Peu d’études se sont attardées à l’impact du cotransport de particules d’argile et de microorganismes. Ce sujet est d’intérêt d’autant plus que les particules d’argile dans les eaux de surface peuvent représenter une fraction importante des matières en suspensions (Gauthier et al. 2001, Gauthier et al. 2003). D’ailleurs, les seules études relevées dans la littérature scientifique ont été menées en milieu contrôlé et à des débits représentatifs du transport en eaux souterraines. D’ordre général, la rétention de virus (Syngouna & Chrysikopoulos 2013), de bactéries (Vasiliadou & Chrysikopoulos 2011, Yang et al. 2012) et de protozoaires (Gitis et al. 2002, Park et al. 2012) en milieu poreux, semble plus importante en présence de particules d’argile. Notamment, une augmentation de l’efficacité d’attachement d’oocystes de Cryptosporidium aux grains de sable d’un réacteur complètement mélangé a été répertoriée après l’ajout de particules de kaolinite.
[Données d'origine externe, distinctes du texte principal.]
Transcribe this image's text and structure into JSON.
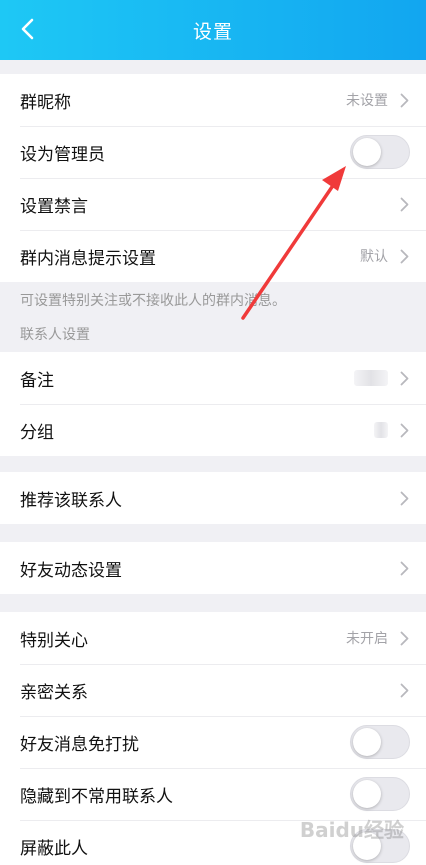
{
  "header": {
    "title": "设置"
  },
  "group1": {
    "rows": [
      {
        "label": "群昵称",
        "value": "未设置"
      },
      {
        "label": "设为管理员",
        "toggle": false
      },
      {
        "label": "设置禁言"
      },
      {
        "label": "群内消息提示设置",
        "value": "默认"
      }
    ]
  },
  "note_text": "可设置特别关注或不接收此人的群内消息。",
  "contacts_section": {
    "title": "联系人设置",
    "rows": [
      {
        "label": "备注"
      },
      {
        "label": "分组"
      }
    ]
  },
  "group3": {
    "rows": [
      {
        "label": "推荐该联系人"
      }
    ]
  },
  "group4": {
    "rows": [
      {
        "label": "好友动态设置"
      }
    ]
  },
  "group5": {
    "rows": [
      {
        "label": "特别关心",
        "value": "未开启"
      },
      {
        "label": "亲密关系"
      },
      {
        "label": "好友消息免打扰",
        "toggle": false
      },
      {
        "label": "隐藏到不常用联系人",
        "toggle": false
      },
      {
        "label": "屏蔽此人",
        "toggle": false
      }
    ]
  },
  "colors": {
    "header_start": "#1ec8f5",
    "header_end": "#12a6f0",
    "annotation_arrow": "#f03a3a"
  },
  "watermark": "Baidu经验"
}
Les auteurs de cette étude en ont déduit que les particules de kaolinite adhérent aux grains de sable pour ensuite former de nouveaux sites plus favorables à l’attachement d’oocystes (Gitis et al. 2002). Dans le même ordre d’idée, une amélioration de l’efficacité d’attachement de Cryptosporidium dans des colonnes de sable a été observée lorsque les oocystes étaient

simultanément dosés avec des particules d’illite. Les auteurs de cette étude ont posé comme hypothèse que la hausse de rétention observée était le résultat d’hétéroaggrégation d’oocystes et de particules d’illite. Puisque la densité des particules d’illite est supérieure à celle des oocystes, la formation d’agrégats hausserait de transport d’oocystes par décantation à proximité du grain et ainsi augmenterait l’efficacité d’attachement de Cryptosporidium (Park et al. 2012 ). Malgré que ces études relèvent que les particules d’argiles semblent améliorer la rétention d’oocystes en milieu poreux, les conclusions issues de celles-ci se limitent en des conditions expérimentales contrôlées. Il est donc difficile de transposer ces connaissances à filtration rapide en traitement des eaux potables. Conséquemment, d’autres recherches doivent être poursuivies notamment dans un contexte de filtration directe non assistée chimiquement pour déterminer si la performance de ce procédé est sujette à des pointes de turbidité de nature minérale.

Enfin, cette revue de littérature nous a permis de conclure que les concentrations de Giardia et de Cryptosporidium présents dans les prises d’eau brute d’usine de traitement des eaux potables varient dans le temps. Ces variations de concentrations de kystes et d’oocystes sont fonction de l’occupation du territoire, mais aussi de facteurs hydrologiques et météorologiques. Actuellement, peu d’études ont investigué l’impact de ces variations de concentrations, qui sont parfois concomitantes avec des pointes de turbidité, sur l’efficacité de traitement de la filtration rapide.